Eight of 10 EV tax credits go to households earning at least $100,000 he added.
Under a 2009 law, the $7,500 credit is available to consumers until each automaker sells 200,000 EVs. General Motors, which sells the battery-electric Chevrolet Bolt, reached the threshold at the end of 2018. That means the tax credit will be halved in April, then halved again in October for six months. The tax credit is scheduled to expire in April 2020.
An Audi Super Bowl commercial that cost an estimated $5 million and advertised that one-third of the brand's cars will be electric by 2025 is evidence "this market is firmly established," Barrasso said on the Senate floor.
There is general agreement within the auto industry, which has invested billions of dollars developing zero-emission vehicles, that the credits are important to growing EV market share. To what extent the tax credit should be adjusted, however, differs by automaker.
The industry is also encouraging states and utilities to expand financial incentives, build charging infrastructure and offer parking and high-occupancy vehicle privileges.
Last fall, GM, Tesla Inc., Nissan Motor Co. and others launched a coalition that seeks to get Congress to extend the tax credit.
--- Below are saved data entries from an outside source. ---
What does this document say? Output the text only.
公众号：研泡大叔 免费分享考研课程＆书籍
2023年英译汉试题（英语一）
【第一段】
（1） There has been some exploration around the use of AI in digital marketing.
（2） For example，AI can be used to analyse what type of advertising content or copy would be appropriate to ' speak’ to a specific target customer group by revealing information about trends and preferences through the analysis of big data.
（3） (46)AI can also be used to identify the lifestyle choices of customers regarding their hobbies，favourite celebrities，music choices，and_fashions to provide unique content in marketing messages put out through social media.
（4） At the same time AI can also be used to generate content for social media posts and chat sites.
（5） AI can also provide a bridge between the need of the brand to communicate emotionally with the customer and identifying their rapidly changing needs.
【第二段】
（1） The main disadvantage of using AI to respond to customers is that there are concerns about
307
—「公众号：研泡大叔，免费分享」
Tesla reached the limit last summer.
GM and Tesla have also lobbied to lift the cap, but GM's announcement of potential plant closings to free up money for developing electric and self-driving vehicles angered many lawmakers who said the nation's largest automaker didn't deserve more federal help.
A congressional report last November estimates the cost of the EV tax credit at $7.5 billion between fiscal years 2018-22.